I previously wrote about AMZN valuation risk here, and valuation will often be a concern for high-growth companies. Implicit in that view is a concern that revenue growth might decelerate (too soon). What if 1) the target market is measured in trillions of dollars, 2) disruptive business model is working across multiple verticals, 3) earnings are continuously plowed back in as investments to drive growth, with an ultra-long-term time horizon, and 4) growing scale is already translating to gross margin expansion? If those things weren’t enough, what if the stock also trades at a discount to its peer group, likely because 1) investors inherently have a short-term horizon, and 2) investors implicitly do not believe the company will (ever) allow gross profits to fall to the bottom line.
Let’s start with the valuation discount. The chart below shows that AMZN trades at EV/S of ~3x, at the low end of the range for its peer group comprised of FB (15x), GOOG (5x) and MSFT (4x).
The trick here is to use EV/S rather than P/E, because if you read CEO Jeff Bezos’ shareholder letters, it is abundantly clear that he is not (never was) interested in serving the shorter-term interests of shareholders, in favor of building great value for the longer term – in other words, his focus is likely not on maximizing (shorter-term) EPS.
Comparing revenue growth rates across the group (chart below) suggests AMZN’s YoY revenue growth is second after FB’s, higher than GOOG or MSFT’s. So a lower growth rate doesn’t explain the valuation discount.
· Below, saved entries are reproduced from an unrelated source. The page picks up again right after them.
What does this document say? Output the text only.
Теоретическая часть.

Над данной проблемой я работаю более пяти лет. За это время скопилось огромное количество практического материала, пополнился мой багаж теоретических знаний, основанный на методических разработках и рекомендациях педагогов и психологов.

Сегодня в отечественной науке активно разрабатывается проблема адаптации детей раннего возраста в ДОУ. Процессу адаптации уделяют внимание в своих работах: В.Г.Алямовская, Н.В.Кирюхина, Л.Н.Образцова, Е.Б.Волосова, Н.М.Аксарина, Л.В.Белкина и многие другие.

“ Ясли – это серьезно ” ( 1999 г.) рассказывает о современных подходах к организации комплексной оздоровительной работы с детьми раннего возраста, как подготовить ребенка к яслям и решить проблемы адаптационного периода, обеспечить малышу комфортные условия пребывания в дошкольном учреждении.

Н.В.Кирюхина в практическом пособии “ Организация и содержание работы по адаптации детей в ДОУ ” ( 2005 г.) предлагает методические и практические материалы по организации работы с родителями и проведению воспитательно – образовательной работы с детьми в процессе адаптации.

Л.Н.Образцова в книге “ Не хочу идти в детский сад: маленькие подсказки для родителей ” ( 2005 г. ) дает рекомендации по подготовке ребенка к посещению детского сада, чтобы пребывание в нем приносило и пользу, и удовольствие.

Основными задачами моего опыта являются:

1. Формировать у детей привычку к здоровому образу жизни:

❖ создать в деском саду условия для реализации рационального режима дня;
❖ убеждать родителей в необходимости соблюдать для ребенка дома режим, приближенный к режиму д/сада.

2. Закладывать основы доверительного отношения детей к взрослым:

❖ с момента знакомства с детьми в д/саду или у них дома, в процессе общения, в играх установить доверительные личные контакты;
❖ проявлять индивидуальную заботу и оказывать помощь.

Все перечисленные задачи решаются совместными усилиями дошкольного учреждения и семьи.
Looking at gross margins (chart below) gives us a clue. AMZN sports the lowest gross margins of the group, at ~35%. This is a far cry from FB’s 85%, or GOOG/MSFT’s ~60%. Looking further below the line gets more disappointing, as ongoing investments leave only a small net income if any for shareholders to value.
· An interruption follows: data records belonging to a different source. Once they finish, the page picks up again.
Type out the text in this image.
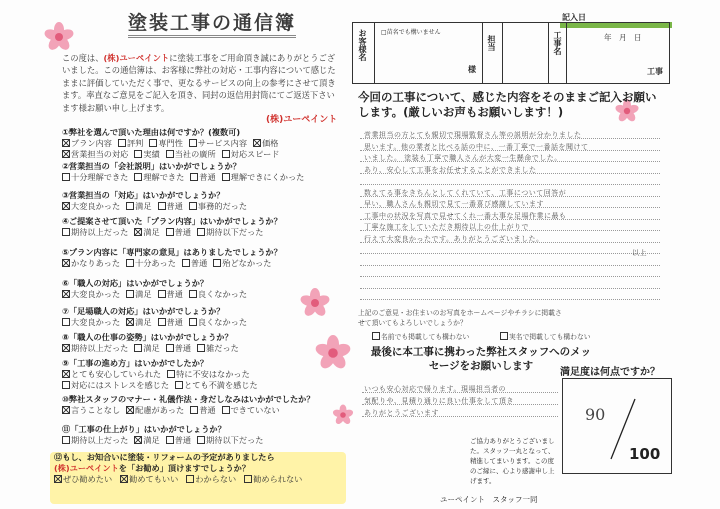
塗装工事の通信簿
この度は、(株)ユーペイントに塗装工事をご用命頂き誠にありがとうございました。この通信簿は、お客様に弊社の対応・工事内容について感じたままに評価していただく事で、更なるサービスの向上の参考にさせて頂きます。率直なご意見をご記入を頂き、同封の返信用封筒にてご返送下さいます様お願い申し上げます。
(株)ユーペイント
①弊社を選んで頂いた理由は何ですか？(複数可)
プラン内容 評判 専門性 サービス内容 価格
営業担当の対応 実績 当社の廣所 対応スピード
②営業担当の「会社説明」はいかがでしょうか？
十分理解できた 理解できた 普通 理解できにくかった
③営業担当の「対応」はいかがでしょうか？
大変良かった 満足 普通 事務的だった
④ご提案させて頂いた「プラン内容」はいかがでしょうか？
期待以上だった 満足 普通 期待以下だった
⑤プラン内容に「専門家の意見」はありましたでしょうか？
かなりあった 十分あった 普通 殆どなかった
⑥「職人の対応」はいかがでしょうか？
大変良かった 満足 普通 良くなかった
⑦「足場職人の対応」はいかがでしょうか？
大変良かった 満足 普通 良くなかった
⑧「職人の仕事の姿勢」はいかがでしょうか？
期待以上だった 満足 普通 雑だった
⑨「工事の進め方」はいかがでしたか？
とても安心していられた 特に不安はなかった
対応にはストレスを感じた とても不満を感じた
⑩弊社スタッフのマナー・礼儀作法・身だしなみはいかがでしたか？
言うことなし 配慮があった 普通 できていない
⑪「工事の仕上がり」はいかがでしょうか？
期待以上だった 満足 普通 期待以下だった
⑫もし、お知合いに塗装・リフォームの予定がありましたら
(株)ユーペイントを「お勧め」頂けますでしょうか？
ぜひ勧めたい 勧めてもいい わからない 勧められない
記入日
年　月　日
お客様名	□苗名でも構いません
様
担当	工事名
工事
今回の工事について、感じた内容をそのままご記入お願いします。(厳しいお声もお願いします！)
営業担当の方とても親切で現場監督さん等の説明が分かりました
思います。他の業者と比べる話の中に、一番丁寧で一番話を聞けて
いました。 塗装も丁寧で職人さんが大変一生懸命でした。
あり、安心して工事をお任せすることができました
数えてる事をきちんとしてくれていて、工事について回答が
早い、職人さんも親切で見て一番喜び感謝しています
工事中の状況を写真で見せてくれ一番大事な足場作業に最も
丁寧な施工をしていただき期待以上の仕上がりで
行えて大変良かったです。ありがとうございました。
以上
上記のご意見・お住まいのお写真をホームページやチラシに掲載させて頂いてもよろしいでしょうか？
名前でも掲載しても構わない	実名で掲載しても構わない
最後に本工事に携わった弊社スタッフへのメッセージをお願いします
いつも安心対応で帰ります。現場担当者の
気配りや、見積り通りに良い仕事をして頂き
ありがとうございます
満足度は何点ですか？
90
100
ご協力ありがとうございました。スタッフ一丸となって、精進してまいります。この度のご縁に、心より感謝申し上げます。
ユーペイント　スタッフ一同
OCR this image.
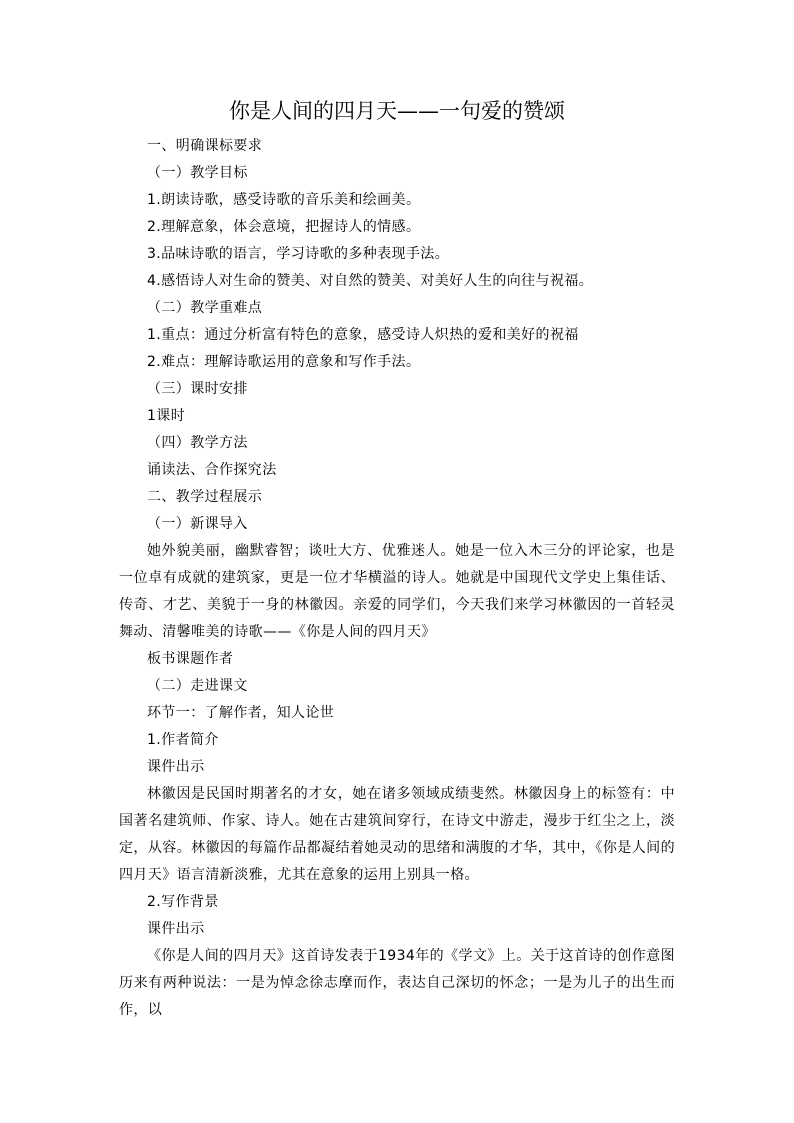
你是人间的四月天——一句爱的赞颂
一、明确课标要求
（一）教学目标
1.朗读诗歌，感受诗歌的音乐美和绘画美。
2.理解意象，体会意境，把握诗人的情感。
3.品味诗歌的语言，学习诗歌的多种表现手法。
4.感悟诗人对生命的赞美、对自然的赞美、对美好人生的向往与祝福。
（二）教学重难点
1.重点：通过分析富有特色的意象，感受诗人炽热的爱和美好的祝福
2.难点：理解诗歌运用的意象和写作手法。
（三）课时安排
1课时
（四）教学方法
诵读法、合作探究法
二、教学过程展示
（一）新课导入
她外貌美丽，幽默睿智；谈吐大方、优雅迷人。她是一位入木三分的评论家，也是一位卓有成就的建筑家，更是一位才华横溢的诗人。她就是中国现代文学史上集佳话、传奇、才艺、美貌于一身的林徽因。亲爱的同学们，今天我们来学习林徽因的一首轻灵舞动、清馨唯美的诗歌——《你是人间的四月天》
板书课题作者
（二）走进课文
环节一：了解作者，知人论世
1.作者简介
课件出示
林徽因是民国时期著名的才女，她在诸多领域成绩斐然。林徽因身上的标签有：中国著名建筑师、作家、诗人。她在古建筑间穿行，在诗文中游走，漫步于红尘之上，淡定，从容。林徽因的每篇作品都凝结着她灵动的思绪和满腹的才华，其中，《你是人间的四月天》语言清新淡雅，尤其在意象的运用上别具一格。
2.写作背景
课件出示
《你是人间的四月天》这首诗发表于1934年的《学文》上。关于这首诗的创作意图历来有两种说法：一是为悼念徐志摩而作，表达自己深切的怀念；一是为儿子的出生而作，以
Even though AMZN gross margins might be lowest in class, they have expanded by >1,000 bps over the last few years (chart below), one sign that greater revenue scale is translating into improved profitability.
Over time it is possible that when revenues can no longer grow at double digits, that valuation is driven to a greater extent by higher gross margins rather than YoY revenue growth like it seems to be now (chart below).
Reading the AMZN CEO’s shareholder letters, it seems like the “end game” for the stock might be comprised of slower revenue growth together with dramatically higher gross margins as well as valuation. With a multi-trillion dollar addressable market, it is less clear when we might get to such an end game. While this might bother many an investor, it does seem to have the makings of a long-term compounding value stock.
THIS ARTICLE IS NOT AN EQUITY RESEARCH REPORT.
Disclosure: As of this writing the acteve Model Portfolio (aMP) held long positions in GOOG and AMZN stocks, but no positions in FB or MSFT.